Assurez une veille météo. Tenez-vous constamment informé des évolutions météo. Le 196 est le numéro national d’urgence dédié au sauvetage en mer. Cet appel est gratuit depuis un téléphone fixe ou portable. Ce numéro permet d’alerter le centre régional opérationnel de surveillance et de sauvetage en mer (CROSS) le plus proche de l’appel. Il concerne uniquement les urgences en mer et non celles à terre. Le Canal 16 sur la VHF permet d'appeler les secours au large (CROSS).
Respect de l'Environnement et Bonnes Pratiques Complémentaires
La mer est un espace naturel que nous partageons : protégez-le en respectant l’environnement. En mer et en eau douce comme sur terre, la pollution peut nuire à la vie ou à la reproduction de nombreuses espèces, certaines pouvant être sensibles à de très faibles concentrations. Ramassez les sacs plastiques qui flottent dans l’eau car des espèces protégées avalent les sacs en plastique, qu’elles prennent pour des méduses, et s’étouffent. Utilisez un cendrier de poche pour ne pas laisser de mégots par-dessus bord.

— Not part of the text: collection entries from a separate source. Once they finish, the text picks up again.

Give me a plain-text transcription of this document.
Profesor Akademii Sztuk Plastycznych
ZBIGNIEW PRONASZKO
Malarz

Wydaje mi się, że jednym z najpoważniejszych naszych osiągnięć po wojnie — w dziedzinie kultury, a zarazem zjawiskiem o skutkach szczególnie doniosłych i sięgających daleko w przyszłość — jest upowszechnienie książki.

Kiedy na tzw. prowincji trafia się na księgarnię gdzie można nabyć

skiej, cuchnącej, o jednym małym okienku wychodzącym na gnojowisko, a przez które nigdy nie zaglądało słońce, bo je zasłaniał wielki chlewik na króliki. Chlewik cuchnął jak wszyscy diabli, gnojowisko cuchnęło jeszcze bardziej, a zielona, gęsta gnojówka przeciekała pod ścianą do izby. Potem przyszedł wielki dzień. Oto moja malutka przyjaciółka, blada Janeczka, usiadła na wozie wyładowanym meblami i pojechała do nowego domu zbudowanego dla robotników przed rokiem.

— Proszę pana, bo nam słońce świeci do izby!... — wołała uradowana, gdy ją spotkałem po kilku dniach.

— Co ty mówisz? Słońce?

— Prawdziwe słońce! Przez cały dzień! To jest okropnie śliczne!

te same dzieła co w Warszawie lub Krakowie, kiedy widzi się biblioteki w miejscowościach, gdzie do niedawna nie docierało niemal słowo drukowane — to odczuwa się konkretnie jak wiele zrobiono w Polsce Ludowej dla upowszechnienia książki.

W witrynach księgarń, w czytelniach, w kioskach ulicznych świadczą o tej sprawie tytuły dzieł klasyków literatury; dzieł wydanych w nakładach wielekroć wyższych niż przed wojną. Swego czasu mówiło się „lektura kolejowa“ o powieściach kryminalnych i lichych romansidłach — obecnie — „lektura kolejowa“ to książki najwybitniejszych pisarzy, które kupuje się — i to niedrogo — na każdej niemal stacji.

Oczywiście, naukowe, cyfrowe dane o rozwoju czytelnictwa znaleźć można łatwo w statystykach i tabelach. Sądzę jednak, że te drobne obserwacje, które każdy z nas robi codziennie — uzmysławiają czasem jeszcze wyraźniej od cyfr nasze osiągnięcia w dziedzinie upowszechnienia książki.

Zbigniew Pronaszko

Remplissez prudemment le réservoir de carburant de votre embarcation, de préférence à quai, et en utilisant un entonnoir suffisamment grand pour ne pas répandre de carburant dans l’eau. Choisissez des produits d’entretien biodégradables et bannissez ceux qui contiennent du chlore ou de la javel. Préférez, lorsque la taille de l’embarcation le permet, le nettoyage mécanique des coques de bateaux (décapage manuel, sablage…) plutôt que l’application de peintures anti-salissures. Ces peintures contiennent des substances biocides, pouvant avoir un impact sur l’environnement. Si la taille de l’embarcation rend nécessaire l’utilisation de ces peintures, veillez à respecter les doses d’application et à limiter les rejets dans le milieu. Choisissez une peinture anti-salissures avec le moins de cuivre et de pesticide et appliquez-la avec attention. Pour les coches de plaisance, n’appliquez la peinture anti-salissures que jusqu’à la ligne de flottaison pour ne recouvrir que la surface utile. Utilisez de préférence un moteur GPL, électrique ou quatre-temps plutôt qu’un moteur deux-temps pour votre pneumatique à moteur. Préférez le lavage à l’eau claire et au savon de Marseille pour laver vos embarcations. Privilégiez les supports réutilisables et recyclez lorsque cela est possible.